Hello MicroPasts, thrilled to meet you!
🍵 3 mins to read (suggested)
My name is Adi, and I’m a research associate at the UCL Institute of Archaeology. Earlier this month I joined the MicroPasts team – and I’m especially excited about this project as it feeds into my background and interests in so many ways. Before coming to London I was an archaeologist and academic back home in Israel. A few years ago, I created the West Bank and East Jerusalem Archaeological Database (WBEJAD), an inventory of archaeological sites excavated or surveyed by Israeli archaeologists since the occupation of the West Bank in 1967. Archaeological databases in the Occupied Territories were also later on the subject of my PhD dissertation. So, I’m passionate about topics such as documentation, recording, and the management of archaeological and heritage data. Now, let me tell you why I’m so enthusiastic about MicroPasts.
To start with, MicroPasts can help transform physical archaeological archives into online datasets, as well as enhance exiting ones, using crowd-sourcing applications. Our crowd-sourcing platform is going to enable the transcription and tagging of fascinating archives such as UCL’s Institute of Archaeology’s historical photo collection of Near Eastern excavations, and the British Museum’s index cards of Bronze Age metal objects. The importance of these tasks is immense: undigitised archival data is hardly accessible – but making data freely available online opens up endless research opportunities and public use. Another crowd-sourcing application, which will allow producing and rectifying 3D models of the British Museum’s metal objects, will also greatly enhance existing data and increase its usability!
This leads me to another aspect of MicroPasts which I think is vital: making data free and accessible. I first realised the importance of open data when creating the WBEJAD, the significance of which was not only in its contents – but perhaps even more so in the fact that this information has been easily accessible for the first time. I find the debate over open access to data to be crucial, as it’s concerned with ideas of equality and democracy. Archaeological data in particular is considered to be universal knowledge, belonging to everyone, and not the private property of the researcher retrieving it. Allowing data to be freely available online encourages the general public to become more informed and more engaged with archaeological heritage. The advantages of fully accessible data are abundant also for academics: more researchers can discover and reuse data, a practice that improves the quality of research as scholars become better informed. Open data is more visible, more accountable and more transparent. In the case of the MicroPasts platforms, open data can also increase opportunities for collaboration between academics, professionals and the general public. The idea of co-designing research is innovative – and I’m very much looking forward to see how it develops!

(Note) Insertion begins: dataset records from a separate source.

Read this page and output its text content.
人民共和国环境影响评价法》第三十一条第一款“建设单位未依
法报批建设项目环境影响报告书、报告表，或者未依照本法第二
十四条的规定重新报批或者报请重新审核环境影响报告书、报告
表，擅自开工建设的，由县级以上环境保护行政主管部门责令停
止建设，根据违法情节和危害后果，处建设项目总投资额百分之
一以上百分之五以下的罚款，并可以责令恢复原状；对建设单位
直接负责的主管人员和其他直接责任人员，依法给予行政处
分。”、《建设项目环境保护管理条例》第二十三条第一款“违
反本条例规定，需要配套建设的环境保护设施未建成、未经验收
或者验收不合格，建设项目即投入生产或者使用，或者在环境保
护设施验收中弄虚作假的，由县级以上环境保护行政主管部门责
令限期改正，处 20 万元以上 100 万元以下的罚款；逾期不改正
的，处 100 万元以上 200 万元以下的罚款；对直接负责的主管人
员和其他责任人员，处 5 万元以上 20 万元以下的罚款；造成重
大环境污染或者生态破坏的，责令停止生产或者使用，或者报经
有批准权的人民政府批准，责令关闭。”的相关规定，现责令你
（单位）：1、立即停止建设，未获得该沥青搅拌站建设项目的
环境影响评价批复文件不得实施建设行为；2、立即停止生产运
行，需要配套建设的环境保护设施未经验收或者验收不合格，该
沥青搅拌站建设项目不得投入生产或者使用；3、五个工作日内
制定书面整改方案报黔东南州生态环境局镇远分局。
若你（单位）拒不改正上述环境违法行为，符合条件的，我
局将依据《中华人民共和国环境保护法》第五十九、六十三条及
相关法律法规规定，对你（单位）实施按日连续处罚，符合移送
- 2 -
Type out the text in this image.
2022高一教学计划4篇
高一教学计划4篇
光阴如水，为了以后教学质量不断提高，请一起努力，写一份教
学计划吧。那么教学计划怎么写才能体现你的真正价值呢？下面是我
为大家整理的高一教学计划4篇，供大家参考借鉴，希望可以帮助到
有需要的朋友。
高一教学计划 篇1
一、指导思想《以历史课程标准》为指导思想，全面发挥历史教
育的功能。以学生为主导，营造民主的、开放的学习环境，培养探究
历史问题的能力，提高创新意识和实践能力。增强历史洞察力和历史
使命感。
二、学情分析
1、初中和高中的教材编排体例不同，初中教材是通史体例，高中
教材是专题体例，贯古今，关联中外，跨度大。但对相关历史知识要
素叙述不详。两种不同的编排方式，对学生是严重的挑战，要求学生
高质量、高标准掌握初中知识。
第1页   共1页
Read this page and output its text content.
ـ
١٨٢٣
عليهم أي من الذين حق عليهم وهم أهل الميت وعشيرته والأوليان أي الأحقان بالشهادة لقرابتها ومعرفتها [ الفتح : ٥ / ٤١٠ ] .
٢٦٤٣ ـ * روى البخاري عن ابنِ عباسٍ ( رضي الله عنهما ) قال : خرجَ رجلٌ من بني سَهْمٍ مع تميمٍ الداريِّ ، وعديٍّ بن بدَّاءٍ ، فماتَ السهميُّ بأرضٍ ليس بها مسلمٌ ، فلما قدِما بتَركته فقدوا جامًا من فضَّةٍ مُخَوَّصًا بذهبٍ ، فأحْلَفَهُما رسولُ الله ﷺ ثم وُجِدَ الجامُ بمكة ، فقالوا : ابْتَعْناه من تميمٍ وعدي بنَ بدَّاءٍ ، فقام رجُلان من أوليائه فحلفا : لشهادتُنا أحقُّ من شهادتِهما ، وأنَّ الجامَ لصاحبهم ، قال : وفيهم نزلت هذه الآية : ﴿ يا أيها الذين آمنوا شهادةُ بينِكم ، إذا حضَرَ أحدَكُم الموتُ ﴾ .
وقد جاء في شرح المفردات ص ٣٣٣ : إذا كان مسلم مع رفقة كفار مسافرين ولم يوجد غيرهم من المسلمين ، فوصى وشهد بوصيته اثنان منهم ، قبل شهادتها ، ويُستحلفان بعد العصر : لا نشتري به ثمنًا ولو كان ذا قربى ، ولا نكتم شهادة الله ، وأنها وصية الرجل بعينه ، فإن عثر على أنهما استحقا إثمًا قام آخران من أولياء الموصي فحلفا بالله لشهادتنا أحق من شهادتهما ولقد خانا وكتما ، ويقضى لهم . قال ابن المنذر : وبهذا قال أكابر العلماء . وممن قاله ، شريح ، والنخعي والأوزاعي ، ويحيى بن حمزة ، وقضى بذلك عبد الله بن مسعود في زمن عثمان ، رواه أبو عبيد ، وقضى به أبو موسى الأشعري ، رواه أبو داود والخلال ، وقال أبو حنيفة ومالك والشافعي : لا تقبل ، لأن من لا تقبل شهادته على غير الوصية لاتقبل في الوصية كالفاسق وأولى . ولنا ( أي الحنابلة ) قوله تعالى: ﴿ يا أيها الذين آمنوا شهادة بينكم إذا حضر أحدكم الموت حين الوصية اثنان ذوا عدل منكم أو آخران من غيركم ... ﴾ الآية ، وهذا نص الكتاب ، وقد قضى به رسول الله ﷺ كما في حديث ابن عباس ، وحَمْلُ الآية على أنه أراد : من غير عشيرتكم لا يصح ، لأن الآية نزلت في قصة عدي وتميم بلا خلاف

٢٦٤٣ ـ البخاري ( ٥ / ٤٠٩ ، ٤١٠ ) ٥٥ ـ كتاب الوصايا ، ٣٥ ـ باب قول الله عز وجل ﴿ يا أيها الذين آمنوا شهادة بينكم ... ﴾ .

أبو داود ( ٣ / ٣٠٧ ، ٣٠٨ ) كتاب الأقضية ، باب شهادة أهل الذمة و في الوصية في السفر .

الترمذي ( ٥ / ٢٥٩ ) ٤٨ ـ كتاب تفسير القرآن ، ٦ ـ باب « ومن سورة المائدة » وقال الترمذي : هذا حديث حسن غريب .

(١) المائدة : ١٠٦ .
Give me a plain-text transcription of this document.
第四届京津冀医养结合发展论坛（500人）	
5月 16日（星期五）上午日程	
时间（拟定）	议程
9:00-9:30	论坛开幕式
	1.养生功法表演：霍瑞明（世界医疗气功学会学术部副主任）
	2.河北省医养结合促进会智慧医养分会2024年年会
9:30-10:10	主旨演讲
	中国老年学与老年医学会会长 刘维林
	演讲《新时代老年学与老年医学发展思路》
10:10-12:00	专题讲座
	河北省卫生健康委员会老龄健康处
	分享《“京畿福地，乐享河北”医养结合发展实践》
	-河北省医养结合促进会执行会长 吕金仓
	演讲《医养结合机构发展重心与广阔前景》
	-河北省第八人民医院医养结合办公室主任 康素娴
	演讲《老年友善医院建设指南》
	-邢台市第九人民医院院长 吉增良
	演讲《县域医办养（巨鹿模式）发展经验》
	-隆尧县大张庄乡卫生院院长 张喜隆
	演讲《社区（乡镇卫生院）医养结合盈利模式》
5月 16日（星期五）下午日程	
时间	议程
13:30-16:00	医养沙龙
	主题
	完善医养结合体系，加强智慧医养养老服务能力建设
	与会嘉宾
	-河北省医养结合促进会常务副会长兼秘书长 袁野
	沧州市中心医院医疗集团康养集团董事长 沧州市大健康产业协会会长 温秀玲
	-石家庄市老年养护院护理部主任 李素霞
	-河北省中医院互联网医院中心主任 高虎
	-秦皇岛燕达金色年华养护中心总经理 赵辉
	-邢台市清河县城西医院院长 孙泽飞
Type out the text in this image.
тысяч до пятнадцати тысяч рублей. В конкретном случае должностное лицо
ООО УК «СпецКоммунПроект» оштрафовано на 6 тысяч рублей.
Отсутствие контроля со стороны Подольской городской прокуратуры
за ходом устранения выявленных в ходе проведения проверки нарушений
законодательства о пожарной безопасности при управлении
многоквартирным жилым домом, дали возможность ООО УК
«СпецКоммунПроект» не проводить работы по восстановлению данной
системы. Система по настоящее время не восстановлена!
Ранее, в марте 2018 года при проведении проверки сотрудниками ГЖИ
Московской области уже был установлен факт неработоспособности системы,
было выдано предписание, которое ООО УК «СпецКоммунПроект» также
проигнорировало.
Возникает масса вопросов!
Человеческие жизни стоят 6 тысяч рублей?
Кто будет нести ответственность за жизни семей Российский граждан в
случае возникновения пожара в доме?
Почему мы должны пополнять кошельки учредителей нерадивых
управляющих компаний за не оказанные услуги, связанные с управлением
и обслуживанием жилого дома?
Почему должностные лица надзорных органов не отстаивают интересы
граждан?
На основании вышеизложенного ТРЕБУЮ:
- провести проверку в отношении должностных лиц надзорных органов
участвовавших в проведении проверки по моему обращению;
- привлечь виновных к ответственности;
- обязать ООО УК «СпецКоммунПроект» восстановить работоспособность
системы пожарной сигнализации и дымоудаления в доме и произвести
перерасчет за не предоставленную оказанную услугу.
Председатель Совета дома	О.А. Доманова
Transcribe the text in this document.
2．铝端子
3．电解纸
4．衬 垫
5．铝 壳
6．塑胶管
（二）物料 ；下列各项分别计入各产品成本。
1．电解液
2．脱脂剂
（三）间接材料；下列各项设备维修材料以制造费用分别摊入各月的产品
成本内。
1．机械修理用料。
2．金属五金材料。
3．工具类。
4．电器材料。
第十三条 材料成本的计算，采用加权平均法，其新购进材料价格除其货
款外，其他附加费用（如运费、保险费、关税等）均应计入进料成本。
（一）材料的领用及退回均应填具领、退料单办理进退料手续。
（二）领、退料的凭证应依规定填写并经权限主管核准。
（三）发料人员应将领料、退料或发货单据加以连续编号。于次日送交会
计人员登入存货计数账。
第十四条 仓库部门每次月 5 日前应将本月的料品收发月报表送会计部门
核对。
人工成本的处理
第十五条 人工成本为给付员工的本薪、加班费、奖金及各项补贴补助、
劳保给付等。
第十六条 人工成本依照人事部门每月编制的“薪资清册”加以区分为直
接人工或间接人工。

This engagement of communities is another aspect which I really like about MicroPasts. Being an academic, I see public engagement as fundamental to the archaeological discipline. MicroPasts involves communities right from the start! Using our crowd-sourcing platform, people can directly engage in the production of research-quality information. Anyone can also contribute money to archaeological endeavours that they are interested in and consider important through the crowd-funding platform; and, as mentioned above, they will also be able to be directly involved in devising professional projects and pushing them forward. This is what’s called ‘citizen science’ – and that is the essence of the democratisation of science.
As you can probably see by now, we at MicroPasts use cutting edge technologies and software in order to engage communities with archaeological projects. We are creating and customising crowd-sourcing and crowd-funding web platforms, and using GitHub to customise, revise and share our open source code. We will also store and display large chunks of data in online repositories such as the Archaeological Data Service (ADS) for text records and 3D models or Flickr for images. And, we use cool software to create 3D models of metal objects using Structure from Motion (SfM).
This project really seems to tick all boxes for me. Lots of exciting things to look forward to then!